Cross-view Joint Learning for Mixed-Missing Multi-view Unsupervised Feature Selection
Shen, Zongxin, Huang, Yanyong, Wang, Dongjie, Chang, Jinyuan, Lv, Fengmao, Li, Tianrui, Jiang, Xiaoyi
Incomplete multi-view unsupervised feature selection (IMUFS), which aims to identify representative features from unlabeled multi-view data containing missing values, has received growing attention in recent years. Despite their promising performance, existing methods face three key challenges: 1) by focusing solely on the view-missing problem, they are not well-suited to the more prevalent mixed-missing scenario in practice, where some samples lack entire views or only partial features within views; 2) insufficient utilization of consistency and diversity across views limits the effectiveness of feature selection; and 3) the lack of theoretical analysis makes it unclear how feature selection and data imputation interact during the joint learning process.
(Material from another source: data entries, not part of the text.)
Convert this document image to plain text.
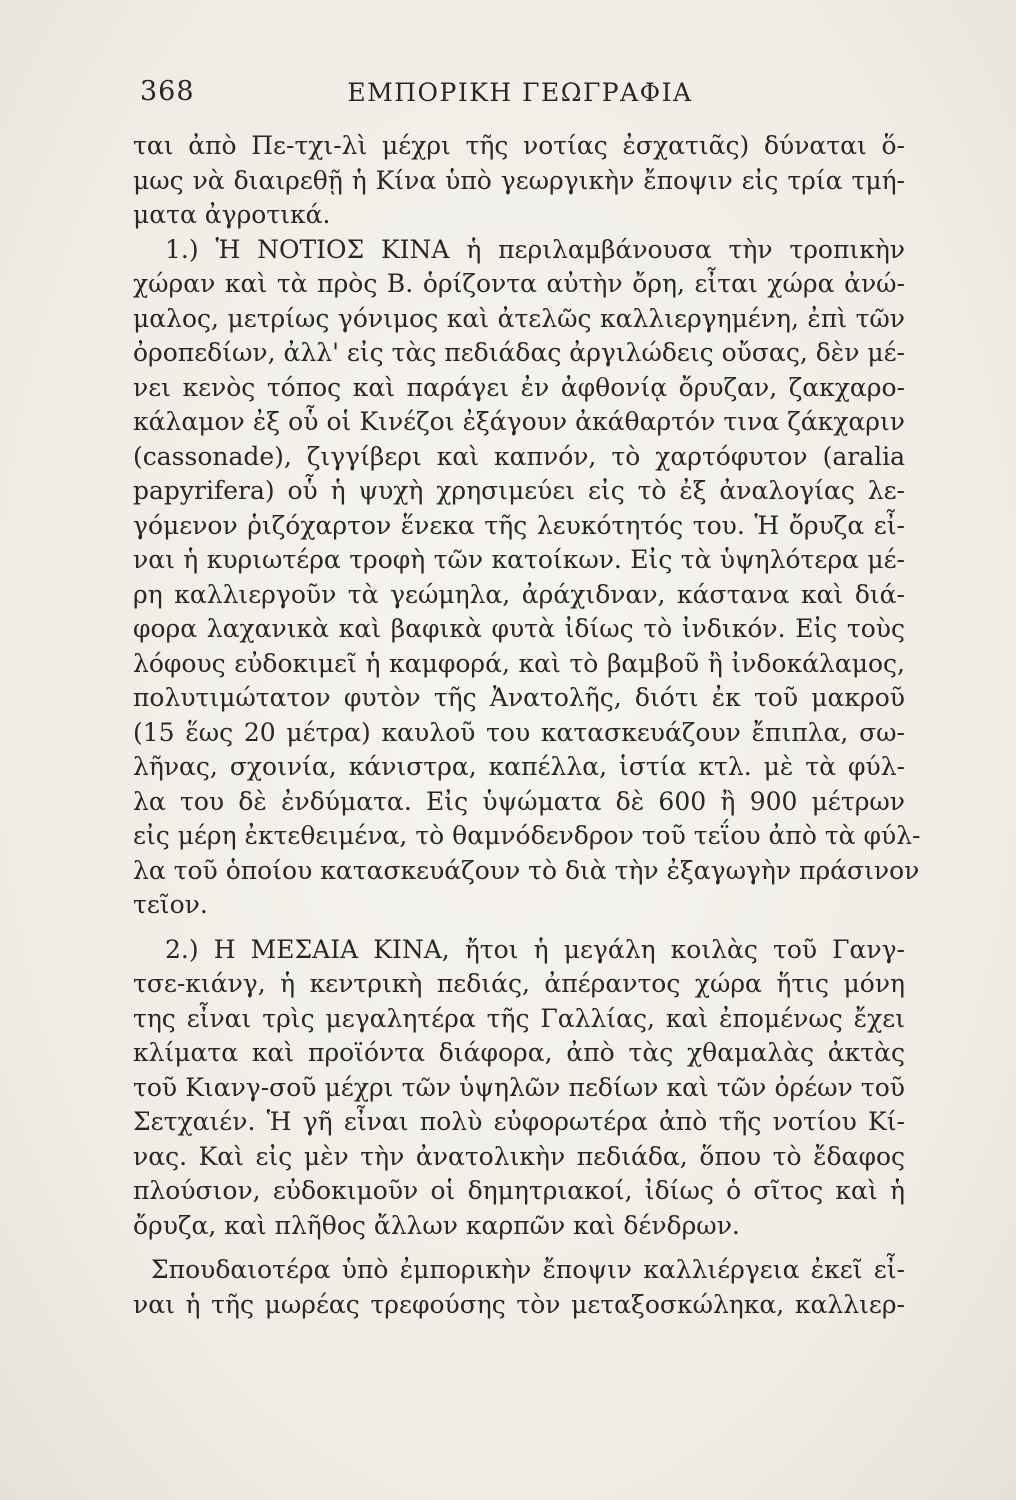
368	ΕΜΠΟΡΙΚΗ ΓΕΩΓΡΑΦΙΑ
ται ἀπὸ Πε-τχι-λὶ μέχρι τῆς νοτίας ἐσχατιᾶς) δύναται ὅ-
μως νὰ διαιρεθῇ ἡ Κίνα ὑπὸ γεωργικὴν ἔποψιν εἰς τρία τμή-
ματα ἀγροτικά.
1.) Ἡ ΝΟΤΙΟΣ ΚΙΝΑ ἡ περιλαμβάνουσα τὴν τροπικὴν
χώραν καὶ τὰ πρὸς Β. ὁρίζοντα αὐτὴν ὄρη, εἶται χώρα ἀνώ-
μαλος, μετρίως γόνιμος καὶ ἀτελῶς καλλιεργημένη, ἐπὶ τῶν
ὀροπεδίων, ἀλλ' εἰς τὰς πεδιάδας ἀργιλώδεις οὔσας, δὲν μέ-
νει κενὸς τόπος καὶ παράγει ἐν ἀφθονίᾳ ὄρυζαν, ζακχαρο-
κάλαμον ἐξ οὗ οἱ Κινέζοι ἐξάγουν ἀκάθαρτόν τινα ζάκχαριν
(cassonade), ζιγγίβερι καὶ καπνόν, τὸ χαρτόφυτον (aralia
papyrifera) οὗ ἡ ψυχὴ χρησιμεύει εἰς τὸ ἐξ ἀναλογίας λε-
γόμενον ῥιζόχαρτον ἕνεκα τῆς λευκότητός του. Ἡ ὄρυζα εἶ-
ναι ἡ κυριωτέρα τροφὴ τῶν κατοίκων. Εἰς τὰ ὑψηλότερα μέ-
ρη καλλιεργοῦν τὰ γεώμηλα, ἀράχιδναν, κάστανα καὶ διά-
φορα λαχανικὰ καὶ βαφικὰ φυτὰ ἰδίως τὸ ἰνδικόν. Εἰς τοὺς
λόφους εὐδοκιμεῖ ἡ καμφορά, καὶ τὸ βαμβοῦ ἢ ἰνδοκάλαμος,
πολυτιμώτατον φυτὸν τῆς Ἀνατολῆς, διότι ἐκ τοῦ μακροῦ
(15 ἕως 20 μέτρα) καυλοῦ του κατασκευάζουν ἔπιπλα, σω-
λῆνας, σχοινία, κάνιστρα, καπέλλα, ἱστία κτλ. μὲ τὰ φύλ-
λα του δὲ ἐνδύματα. Εἰς ὑψώματα δὲ 600 ἢ 900 μέτρων
εἰς μέρη ἐκτεθειμένα, τὸ θαμνόδενδρον τοῦ τεΐου ἀπὸ τὰ φύλ-
λα τοῦ ὁποίου κατασκευάζουν τὸ διὰ τὴν ἐξαγωγὴν πράσινον
τεῖον.
2.) Η ΜΕΣΑΙΑ ΚΙΝΑ, ἤτοι ἡ μεγάλη κοιλὰς τοῦ Γανγ-
τσε-κιάνγ, ἡ κεντρικὴ πεδιάς, ἀπέραντος χώρα ἥτις μόνη
της εἶναι τρὶς μεγαλητέρα τῆς Γαλλίας, καὶ ἐπομένως ἔχει
κλίματα καὶ προϊόντα διάφορα, ἀπὸ τὰς χθαμαλὰς ἀκτὰς
τοῦ Κιανγ-σοῦ μέχρι τῶν ὑψηλῶν πεδίων καὶ τῶν ὀρέων τοῦ
Σετχαιέν. Ἡ γῆ εἶναι πολὺ εὐφορωτέρα ἀπὸ τῆς νοτίου Κί-
νας. Καὶ εἰς μὲν τὴν ἀνατολικὴν πεδιάδα, ὅπου τὸ ἔδαφος
πλούσιον, εὐδοκιμοῦν οἱ δημητριακοί, ἰδίως ὁ σῖτος καὶ ἡ
ὄρυζα, καὶ πλῆθος ἄλλων καρπῶν καὶ δένδρων.
Σπουδαιοτέρα ὑπὸ ἐμπορικὴν ἔποψιν καλλιέργεια ἐκεῖ εἶ-
ναι ἡ τῆς μωρέας τρεφούσης τὸν μεταξοσκώληκα, καλλιερ-
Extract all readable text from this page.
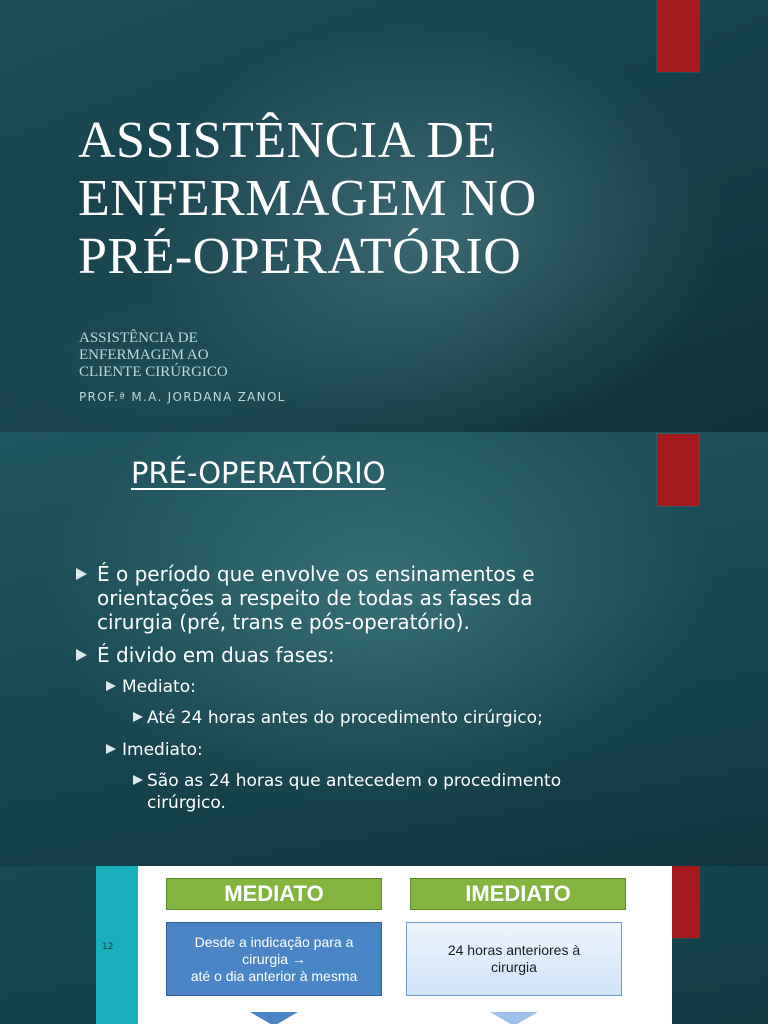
ASSISTÊNCIA DE
ENFERMAGEM NO
PRÉ-OPERATÓRIO

ASSISTÊNCIA DE
ENFERMAGEM AO
CLIENTE CIRÚRGICO

PROF.ª M.A. JORDANA ZANOL

PRÉ-OPERATÓRIO
É o período que envolve os ensinamentos e
orientações a respeito de todas as fases da
cirurgia (pré, trans e pós-operatório).
É divido em duas fases:
Mediato:
Até 24 horas antes do procedimento cirúrgico;
Imediato:
São as 24 horas que antecedem o procedimento
cirúrgico.
12
MEDIATO	IMEDIATO
Desde a indicação para a
cirurgia →
até o dia anterior à mesma
24 horas anteriores à
cirurgia
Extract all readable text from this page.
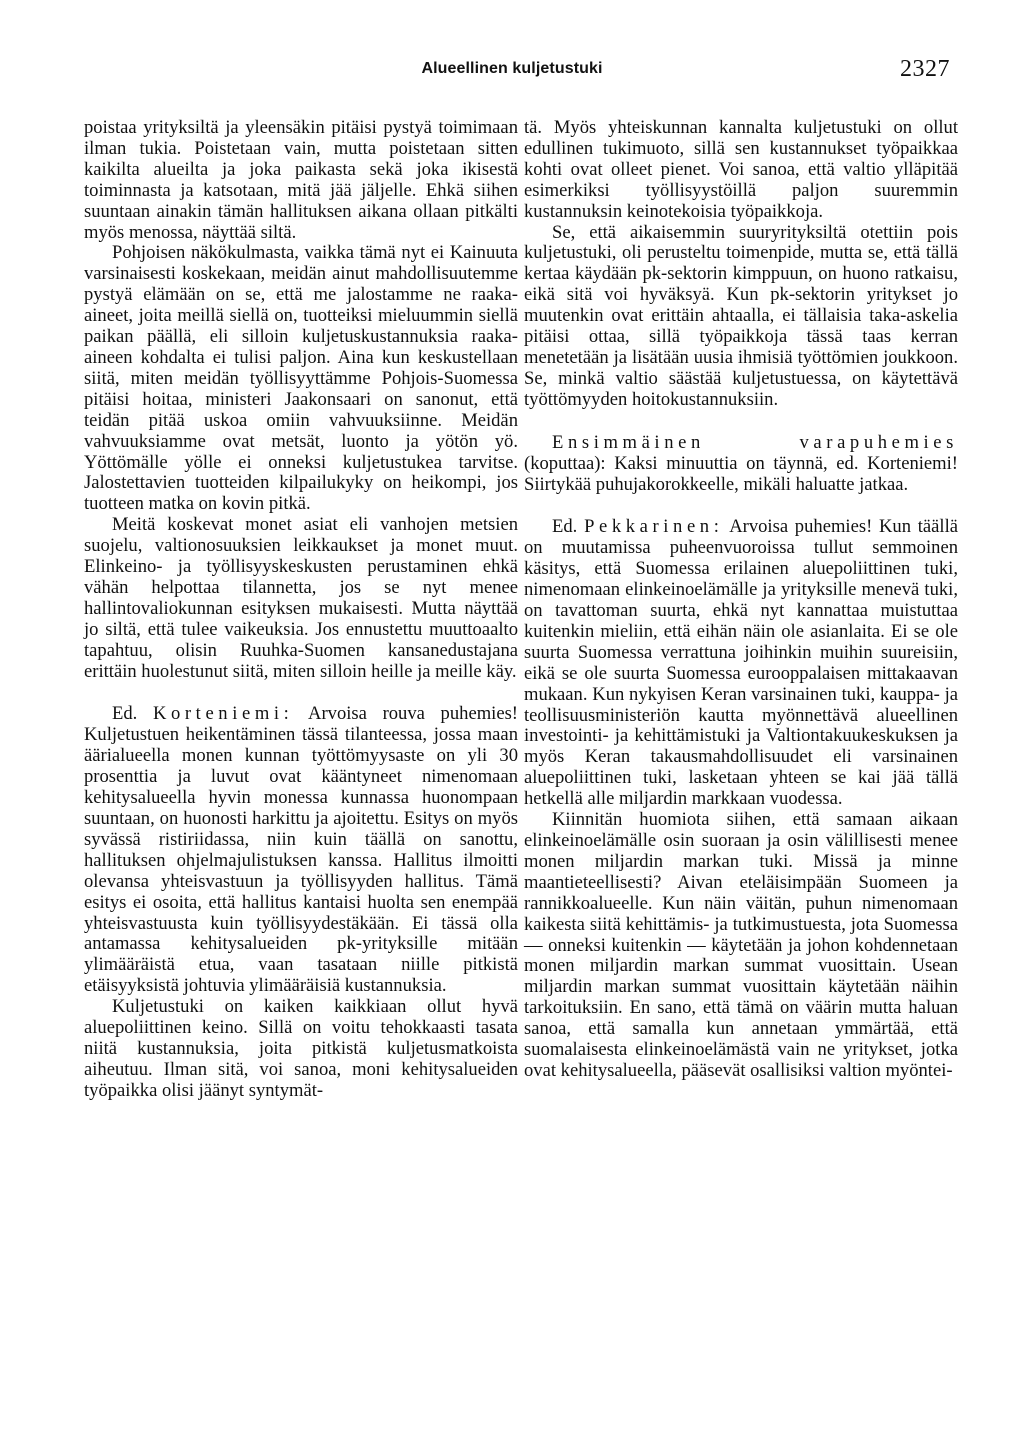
Alueellinen kuljetustuki	2327

poistaa yrityksiltä ja yleensäkin pitäisi pystyä toimimaan ilman tukia. Poistetaan vain, mutta poistetaan sitten kaikilta alueilta ja joka paikasta sekä joka ikisestä toiminnasta ja katsotaan, mitä jää jäljelle. Ehkä siihen suuntaan ainakin tämän hallituksen aikana ollaan pitkälti myös menossa, näyttää siltä.

Pohjoisen näkökulmasta, vaikka tämä nyt ei Kainuuta varsinaisesti koskekaan, meidän ainut mahdollisuutemme pystyä elämään on se, että me jalostamme ne raaka-aineet, joita meillä siellä on, tuotteiksi mieluummin siellä paikan päällä, eli silloin kuljetuskustannuksia raaka-aineen kohdalta ei tulisi paljon. Aina kun keskustellaan siitä, miten meidän työllisyyttämme Pohjois-Suomessa pitäisi hoitaa, ministeri Jaakonsaari on sanonut, että teidän pitää uskoa omiin vahvuuksiinne. Meidän vahvuuksiamme ovat metsät, luonto ja yötön yö. Yöttömälle yölle ei onneksi kuljetustukea tarvitse. Jalostettavien tuotteiden kilpailukyky on heikompi, jos tuotteen matka on kovin pitkä.

Meitä koskevat monet asiat eli vanhojen metsien suojelu, valtionosuuksien leikkaukset ja monet muut. Elinkeino- ja työllisyyskeskusten perustaminen ehkä vähän helpottaa tilannetta, jos se nyt menee hallintovaliokunnan esityksen mukaisesti. Mutta näyttää jo siltä, että tulee vaikeuksia. Jos ennustettu muuttoaalto tapahtuu, olisin Ruuhka-Suomen kansanedustajana erittäin huolestunut siitä, miten silloin heille ja meille käy.

Ed. Korteniemi: Arvoisa rouva puhemies! Kuljetustuen heikentäminen tässä tilanteessa, jossa maan äärialueella monen kunnan työttömyysaste on yli 30 prosenttia ja luvut ovat kääntyneet nimenomaan kehitysalueella hyvin monessa kunnassa huonompaan suuntaan, on huonosti harkittu ja ajoitettu. Esitys on myös syvässä ristiriidassa, niin kuin täällä on sanottu, hallituksen ohjelmajulistuksen kanssa. Hallitus ilmoitti olevansa yhteisvastuun ja työllisyyden hallitus. Tämä esitys ei osoita, että hallitus kantaisi huolta sen enempää yhteisvastuusta kuin työllisyydestäkään. Ei tässä olla antamassa kehitysalueiden pk-yrityksille mitään ylimääräistä etua, vaan tasataan niille pitkistä etäisyyksistä johtuvia ylimääräisiä kustannuksia.

Kuljetustuki on kaiken kaikkiaan ollut hyvä aluepoliittinen keino. Sillä on voitu tehokkaasti tasata niitä kustannuksia, joita pitkistä kuljetusmatkoista aiheutuu. Ilman sitä, voi sanoa, moni kehitysalueiden työpaikka olisi jäänyt syntymät-

tä. Myös yhteiskunnan kannalta kuljetustuki on ollut edullinen tukimuoto, sillä sen kustannukset työpaikkaa kohti ovat olleet pienet. Voi sanoa, että valtio ylläpitää esimerkiksi työllisyystöillä paljon suuremmin kustannuksin keinotekoisia työpaikkoja.

Se, että aikaisemmin suuryrityksiltä otettiin pois kuljetustuki, oli perusteltu toimenpide, mutta se, että tällä kertaa käydään pk-sektorin kimppuun, on huono ratkaisu, eikä sitä voi hyväksyä. Kun pk-sektorin yritykset jo muutenkin ovat erittäin ahtaalla, ei tällaisia taka-askelia pitäisi ottaa, sillä työpaikkoja tässä taas kerran menetetään ja lisätään uusia ihmisiä työttömien joukkoon. Se, minkä valtio säästää kuljetustuessa, on käytettävä työttömyyden hoitokustannuksiin.

Ensimmäinen varapuhemies (koputtaa): Kaksi minuuttia on täynnä, ed. Korteniemi! Siirtykää puhujakorokkeelle, mikäli haluatte jatkaa.

Ed. Pekkarinen: Arvoisa puhemies! Kun täällä on muutamissa puheenvuoroissa tullut semmoinen käsitys, että Suomessa erilainen aluepoliittinen tuki, nimenomaan elinkeinoelämälle ja yrityksille menevä tuki, on tavattoman suurta, ehkä nyt kannattaa muistuttaa kuitenkin mieliin, että eihän näin ole asianlaita. Ei se ole suurta Suomessa verrattuna joihinkin muihin suureisiin, eikä se ole suurta Suomessa eurooppalaisen mittakaavan mukaan. Kun nykyisen Keran varsinainen tuki, kauppa- ja teollisuusministeriön kautta myönnettävä alueellinen investointi- ja kehittämistuki ja Valtiontakuukeskuksen ja myös Keran takausmahdollisuudet eli varsinainen aluepoliittinen tuki, lasketaan yhteen se kai jää tällä hetkellä alle miljardin markkaan vuodessa.

Kiinnitän huomiota siihen, että samaan aikaan elinkeinoelämälle osin suoraan ja osin välillisesti menee monen miljardin markan tuki. Missä ja minne maantieteellisesti? Aivan eteläisimpään Suomeen ja rannikkoalueelle. Kun näin väitän, puhun nimenomaan kaikesta siitä kehittämis- ja tutkimustuesta, jota Suomessa — onneksi kuitenkin — käytetään ja johon kohdennetaan monen miljardin markan summat vuosittain. Usean miljardin markan summat vuosittain käytetään näihin tarkoituksiin. En sano, että tämä on väärin mutta haluan sanoa, että samalla kun annetaan ymmärtää, että suomalaisesta elinkeinoelämästä vain ne yritykset, jotka ovat kehitysalueella, pääsevät osallisiksi valtion myöntei-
Being aware of these, we propose CLIM-FS, a novel IMUFS method designed to address the mixed-missing problem. Specifically, we integrate the imputation of both missing views and variables into a feature selection model based on nonnegative orthogonal matrix factorization, enabling the joint learning of feature selection and adaptive data imputation. Furthermore, we fully leverage consensus cluster structure and cross-view local geometrical structure to enhance the synergistic learning process. We also provide a theoretical analysis to clarify the underlying collaborative mechanism of CLIM-FS. Experimental results on eight real-world multi-view datasets demonstrate that CLIM-FS outperforms state-of-the-art methods.